R. Estigmatizam o erro.

P. E é um erro.

R. Sim, um erro [risos]. Steve Jobs se equivocou muitas vezes antes de fazer o iPad. Galileu também cometeu erros. O contexto criativo é fundamental. Por que o Vale do Silício produz mais tecnologia do que qualquer outro lugar? Por que Cambridge é uma universidade melhor do que outras? Por causa do contexto criativo.

É importante que os jovens voltem a ficar entediados, que tenham introspecção, que imaginem, porque se estiverem o dia todo conectados, ficarão estressados"

P. Em seu livro Usar o Cérebro [lançado no Brasil pela editora Planeta], o senhor cita a obra do tecnocético Nicholas Carr, que, em A Geração Superficial – O Que a Internet Está Fazendo Com os Nossos Cérebros, alerta sobre certos perigos, sobre capacidades que perdemos por causa do uso em massa de tecnologias. O senhor discorda e argumenta que não existe nenhuma evidência de que as novas tecnologias estejam atrofiando nosso córtex cerebral.

R. Não considero que a internet e a tecnologia venham a gerar um novo lóbulo cerebral, porque a imprensa também não fez isso. A tecnologia vai facilitar nossa vida em muitos aspectos. No entanto, em pessoas – crianças, adolescentes e adultos – com tendência para a ansiedade, vai disparar esse tipo de comportamento. É importante que os jovens voltem a ficar entediados, que tenham introspecção, que imaginem, porque se estiverem o dia todo conectados, ficarão estressados, e a multitarefa baixa o rendimento cognitivo.

P. Isso significa que somos menos eficientes?

R. Somos menos eficientes: há mais estresse e mais cansaço. Achamos que somos eficientes fazendo muitas coisas ao mesmo tempo, mas na verdade a multitarefa baixa o rendimento cognitivo.

P. Se levarmos em conta os coeficientes intelectuais, o ser humano está cada vez mais inteligente – é o chamado Efeito Flynn. É assim mesmo?

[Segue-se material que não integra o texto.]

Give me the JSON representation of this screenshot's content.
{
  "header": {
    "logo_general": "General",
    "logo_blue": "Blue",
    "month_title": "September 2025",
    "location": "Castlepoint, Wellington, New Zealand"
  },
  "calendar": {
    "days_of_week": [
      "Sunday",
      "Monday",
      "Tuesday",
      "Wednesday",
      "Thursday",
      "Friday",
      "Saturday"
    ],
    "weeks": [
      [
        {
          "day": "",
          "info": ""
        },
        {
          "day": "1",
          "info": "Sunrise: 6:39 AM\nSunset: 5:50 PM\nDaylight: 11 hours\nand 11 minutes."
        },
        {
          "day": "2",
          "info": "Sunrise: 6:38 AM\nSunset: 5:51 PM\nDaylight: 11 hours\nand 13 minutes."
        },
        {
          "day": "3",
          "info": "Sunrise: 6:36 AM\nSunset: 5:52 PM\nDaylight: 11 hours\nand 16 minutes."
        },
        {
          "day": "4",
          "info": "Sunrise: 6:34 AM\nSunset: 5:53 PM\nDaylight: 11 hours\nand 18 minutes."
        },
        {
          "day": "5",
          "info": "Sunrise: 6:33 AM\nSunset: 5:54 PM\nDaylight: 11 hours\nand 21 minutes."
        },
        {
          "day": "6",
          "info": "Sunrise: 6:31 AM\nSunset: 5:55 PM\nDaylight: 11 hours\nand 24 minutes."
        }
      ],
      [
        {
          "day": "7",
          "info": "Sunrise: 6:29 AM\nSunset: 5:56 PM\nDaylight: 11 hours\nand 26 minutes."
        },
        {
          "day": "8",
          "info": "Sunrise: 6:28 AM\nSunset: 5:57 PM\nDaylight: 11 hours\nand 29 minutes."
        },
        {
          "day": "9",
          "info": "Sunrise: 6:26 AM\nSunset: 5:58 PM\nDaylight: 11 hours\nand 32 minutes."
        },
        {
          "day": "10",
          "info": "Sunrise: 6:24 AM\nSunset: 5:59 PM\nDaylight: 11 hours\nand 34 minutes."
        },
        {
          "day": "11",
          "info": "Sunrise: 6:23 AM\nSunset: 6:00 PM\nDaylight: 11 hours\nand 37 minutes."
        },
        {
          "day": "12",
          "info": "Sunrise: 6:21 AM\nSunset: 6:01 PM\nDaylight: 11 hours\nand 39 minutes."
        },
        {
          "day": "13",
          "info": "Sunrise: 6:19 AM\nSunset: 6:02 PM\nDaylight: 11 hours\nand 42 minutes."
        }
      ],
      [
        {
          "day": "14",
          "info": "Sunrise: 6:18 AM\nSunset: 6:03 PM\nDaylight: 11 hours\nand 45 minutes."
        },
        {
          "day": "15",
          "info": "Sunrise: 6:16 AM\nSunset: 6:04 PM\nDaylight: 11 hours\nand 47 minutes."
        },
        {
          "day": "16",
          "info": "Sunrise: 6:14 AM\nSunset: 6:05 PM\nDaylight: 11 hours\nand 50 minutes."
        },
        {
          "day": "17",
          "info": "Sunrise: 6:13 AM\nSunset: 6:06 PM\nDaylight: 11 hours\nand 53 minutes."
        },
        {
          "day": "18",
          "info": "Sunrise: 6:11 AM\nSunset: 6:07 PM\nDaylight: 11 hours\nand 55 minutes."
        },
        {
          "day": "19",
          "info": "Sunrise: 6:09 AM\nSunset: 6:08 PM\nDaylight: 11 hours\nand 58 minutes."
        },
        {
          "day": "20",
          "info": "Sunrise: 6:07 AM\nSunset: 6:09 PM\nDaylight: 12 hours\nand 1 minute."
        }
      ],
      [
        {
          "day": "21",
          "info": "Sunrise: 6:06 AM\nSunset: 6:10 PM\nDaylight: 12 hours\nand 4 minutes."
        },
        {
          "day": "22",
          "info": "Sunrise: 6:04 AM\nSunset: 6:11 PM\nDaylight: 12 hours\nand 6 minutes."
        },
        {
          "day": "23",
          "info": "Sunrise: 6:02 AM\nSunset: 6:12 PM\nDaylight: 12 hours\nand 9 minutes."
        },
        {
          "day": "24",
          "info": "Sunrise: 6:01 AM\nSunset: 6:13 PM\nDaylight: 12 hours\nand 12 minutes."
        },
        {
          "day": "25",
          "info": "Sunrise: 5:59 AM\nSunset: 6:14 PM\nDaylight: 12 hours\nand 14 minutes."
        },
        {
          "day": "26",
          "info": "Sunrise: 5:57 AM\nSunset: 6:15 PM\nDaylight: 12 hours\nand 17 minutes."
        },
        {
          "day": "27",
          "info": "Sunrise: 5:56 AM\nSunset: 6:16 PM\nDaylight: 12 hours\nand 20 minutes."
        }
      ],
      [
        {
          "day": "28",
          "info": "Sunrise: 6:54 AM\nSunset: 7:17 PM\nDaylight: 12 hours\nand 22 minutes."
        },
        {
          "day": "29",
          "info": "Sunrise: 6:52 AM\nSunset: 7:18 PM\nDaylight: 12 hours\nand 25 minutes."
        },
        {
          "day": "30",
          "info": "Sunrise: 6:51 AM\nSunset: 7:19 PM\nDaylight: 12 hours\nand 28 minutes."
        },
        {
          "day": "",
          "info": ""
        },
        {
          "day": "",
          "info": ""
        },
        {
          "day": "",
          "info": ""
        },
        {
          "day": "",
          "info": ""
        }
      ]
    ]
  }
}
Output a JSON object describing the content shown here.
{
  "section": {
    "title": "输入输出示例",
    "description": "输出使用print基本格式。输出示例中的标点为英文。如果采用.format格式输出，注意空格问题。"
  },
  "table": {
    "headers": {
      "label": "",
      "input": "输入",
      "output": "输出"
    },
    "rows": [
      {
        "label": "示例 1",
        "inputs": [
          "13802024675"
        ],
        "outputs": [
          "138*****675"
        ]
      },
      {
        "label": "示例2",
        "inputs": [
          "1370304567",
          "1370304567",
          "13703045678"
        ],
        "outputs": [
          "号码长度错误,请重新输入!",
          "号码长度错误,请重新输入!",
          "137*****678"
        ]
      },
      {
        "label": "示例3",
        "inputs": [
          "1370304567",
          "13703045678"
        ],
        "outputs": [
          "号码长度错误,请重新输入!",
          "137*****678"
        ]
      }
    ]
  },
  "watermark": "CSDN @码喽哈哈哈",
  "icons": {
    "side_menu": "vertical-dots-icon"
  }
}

R. A ciência não pode medir toda a inteligência. O coeficiente intelectual não a abrange totalmente: há inteligência empática, emocional, social... Mas o que mostra o Efeito Flynn, em crianças bem nutridas, bem estimuladas, é que elas costumam ter um rendimento melhor em certas tarefas do coeficiente intelectual geração após geração.

P. E por que isso ocorre? Nós, assim como as máquinas, não vamos nos aperfeiçoando?

R. Sem dúvida. O fato de haver melhores condições de estímulo cognitivo e emocional para as novas gerações influi nisso.

P. Os filhos desta geração serão, portanto, mais espertos que seus pais?

R. Em alguns aspectos da inteligência. Mas não em toda ela, porque não se pode medir a inteligência, dada sua complexidade. Como se mede o humor, a ironia, a empatia?

P. Em seu último livro, o senhor se pergunta se é possível medir a felicidade. E reflete sobre o conceito de Felicidade Nacional Bruta (FNB) como um indicador alternativo ao Produto Interno Bruto (PIB). O que a neurociência tem a nos dizer sobre a felicidade?

R. O cérebro está preparado para fugir do perigo e buscar o prazer. E acredito que um dos avanços da neurociência será o de que, com o tempo, vai aumentar o valor da gestão do tempo pessoal e das emoções. Um indivíduo pode ser milionário, mas se não controla seu tempo e suas emoções, é um miserável.